I SEE YOU!
Great article in the Washington Post today titled "Video Phones Offer Face time, even if consumers aren't ready". It starts in a timelessly quaint fashion:
"George Jetson, his boy Elroy, Dick Tracy and Capt. James T. Kirk have used video phones for decades, calling people across the universe with unselfconscious ease.
But Americans have never embraced the technology which -- far from being science-fiction fantasy -- has been around since AT&T unveiled it at the 1964 World's Fair.
Internet communications company Skype Technologies SA yesterday joined a band of firms offering video phone service in the belief that people are finally ready to overcome the basic human fear of being seen on a bad hair day."
The story then goes on to talk a bit about the Skype 2.0 software discussed yesterday. But then it starts to get to the heart of the matter:
"Sheldon H. Hochheiser, a former AT&T historian, said the company's first video offering -- Picturephone -- failed for three key reasons: high cost, the chicken-and-egg problem of getting one when no one else has one, and a general reluctance of people to be seen when they talk on the phone."
Of course, as the pieces goes on to describe, the first two issues are well on their way to being solved, with broadband making the cost of communications essentially zero, and the attendant PC and cellphone/mobile hardware doing the essentially the same for the hardware accessories needed for video communication.
So we're now down to the biggie: CULTURAL acceptance of this new way to communicate over a long distance.
It's deja vu from the days of when Alexander Graham Bell introduced telephony to the world. For the first decade or so, the conventional wisdom was why would people use voice telephony when they had a perfectly good way to communicate, by Telegraph, which had worked perfectly well since 1832.

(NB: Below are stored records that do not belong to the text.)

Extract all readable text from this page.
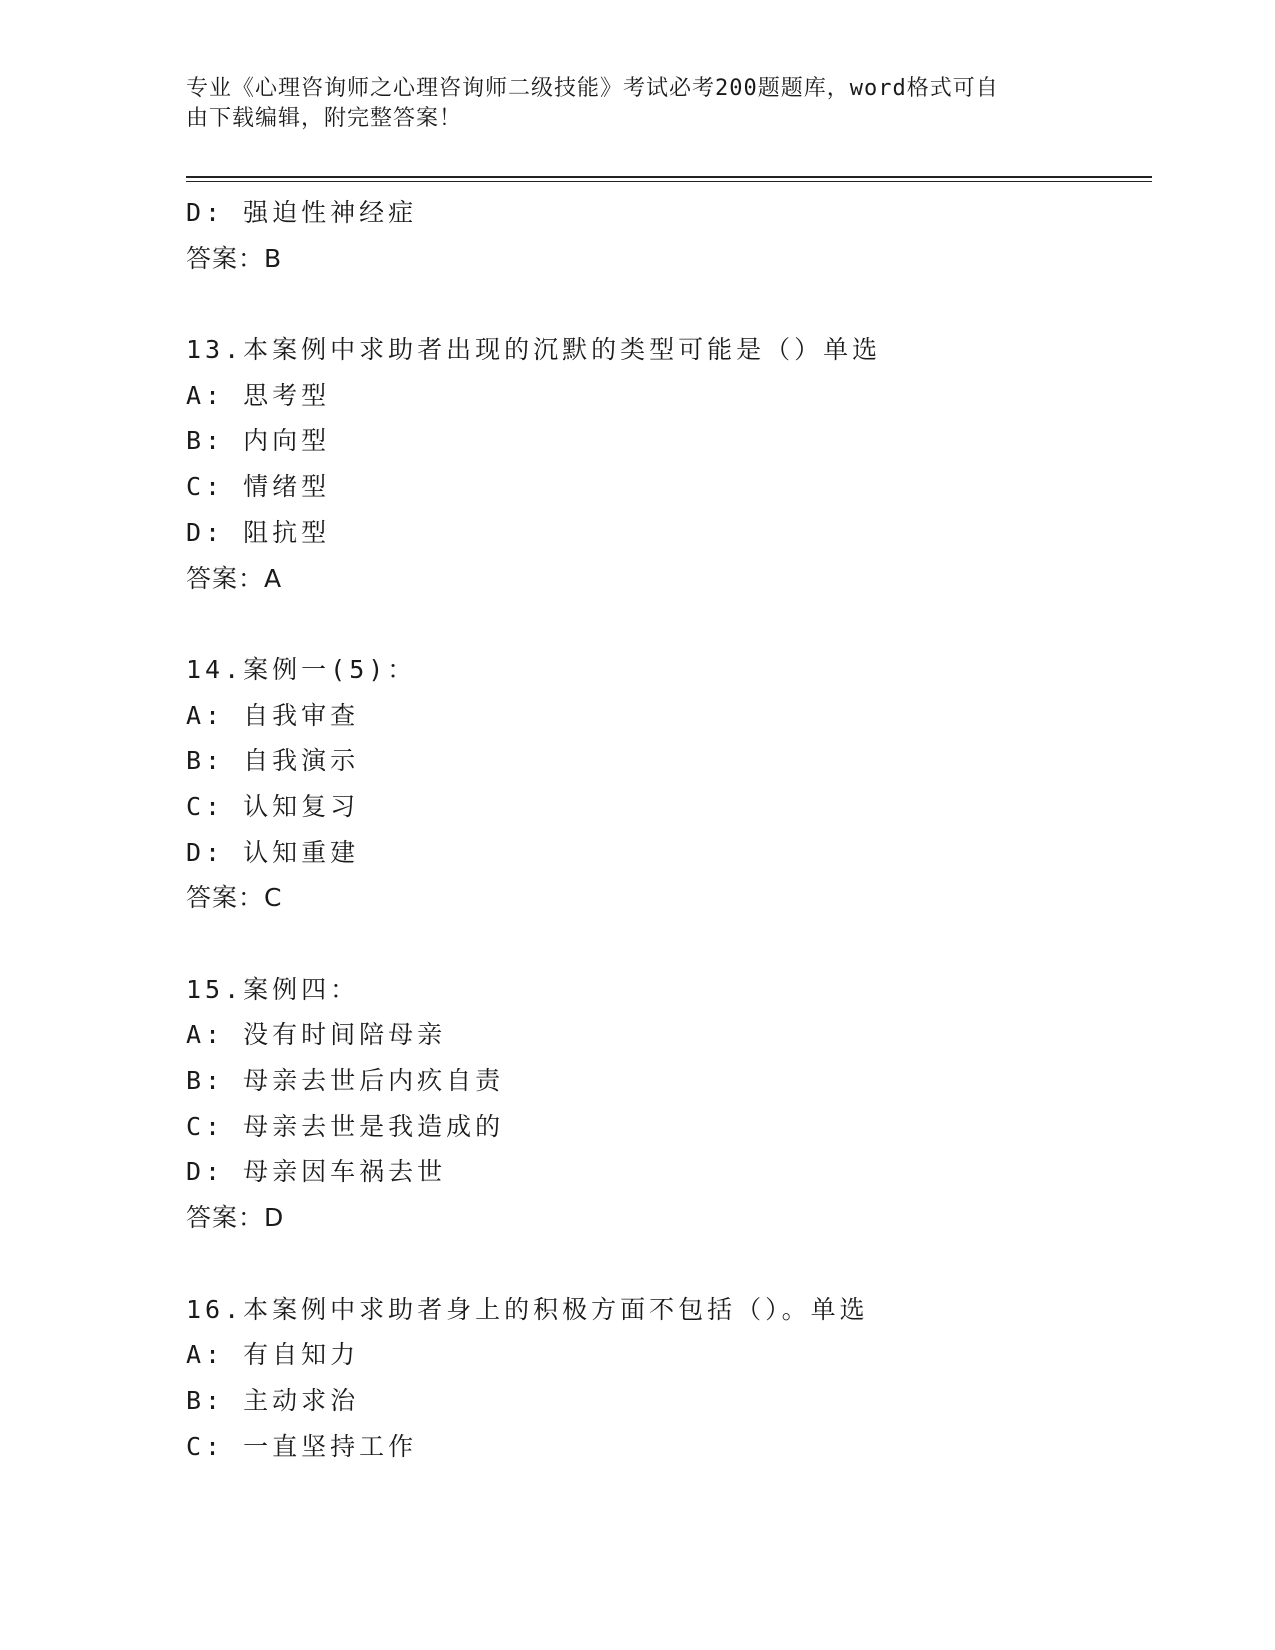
专业《心理咨询师之心理咨询师二级技能》考试必考200题题库，word格式可自
由下载编辑，附完整答案！
D: 强迫性神经症
答案：B
13.本案例中求助者出现的沉默的类型可能是（）单选
A: 思考型
B: 内向型
C: 情绪型
D: 阻抗型
答案：A
14.案例一(5)：
A: 自我审查
B: 自我演示
C: 认知复习
D: 认知重建
答案：C
15.案例四：
A: 没有时间陪母亲
B: 母亲去世后内疚自责
C: 母亲去世是我造成的
D: 母亲因车祸去世
答案：D
16.本案例中求助者身上的积极方面不包括（）。单选
A: 有自知力
B: 主动求治
C: 一直坚持工作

Remember AT&T stood for American Telephone and Telegraph, in that order, which then went onto to popularize telephone use first for long-distance and then for local service.
Ironically, video telephony may go mainstream the same way: first via use for long-distance, formal communication, followed by the growing use for local use.
Of course what's different this time is that there is NO cost differential between long-distance and local this time around as there obviously was for the first century of voice communication, at least on PCs and laptops with broadband connections in the home and at the office.
However, given that much of this video telephony application is going to come at us via the "walled garden" cellular carriers rather over our cell phones (aka mobiles in Euroland),, the cost differential will likely continue to exist on the wireless side and be non-existent on the home/office broadband wireline side.
As a result, we may see a horse-race. It'll be interesting to see where video telephony takes off first...over our PCs or our cell phones. Especially given the pricing/cost differences, not to mention the convenience differences (assuming mobile is more convenient than stationary PCs).
But both parties do need to take into consideration the fact that people are more self-conscious about a video call than a voice call. They may need to provide additional tools to re-assure users.
Like maybe a side window, "mirror-cam/screen" that's always on before and during a video call that shows you what you look like to the other party.
There also needs to be an effort to provide better lighting and angles to flatter the caller, much like the best friends of a movie star was (and still are) the camera and lighting guys.
With the help of CGI (computer-generated imagery), providers may also need to provide the ability to generate more flattering backdrops while users are on a video call, to mask the more "casual" state of where they might be. Again, a Hollywood trick brought to mainstream consumer use.
At a time, when over 30 million users cell phone care about, and pay through nose for the ring tones that their callers and they can hear on cell phones, these additional features may not be at all excessive.
Who knows, the CGI backdrop business may even become a multi-million business to rival ringtones...I mean imagine, doing a video call from the bridge of the Star Wars Deathstar, complete with a Darth Vader "deep breathing" ring tone.
It's going to be an interesting five years indeed. In the meantime, I better start carrying a comb...you never know who might be calling.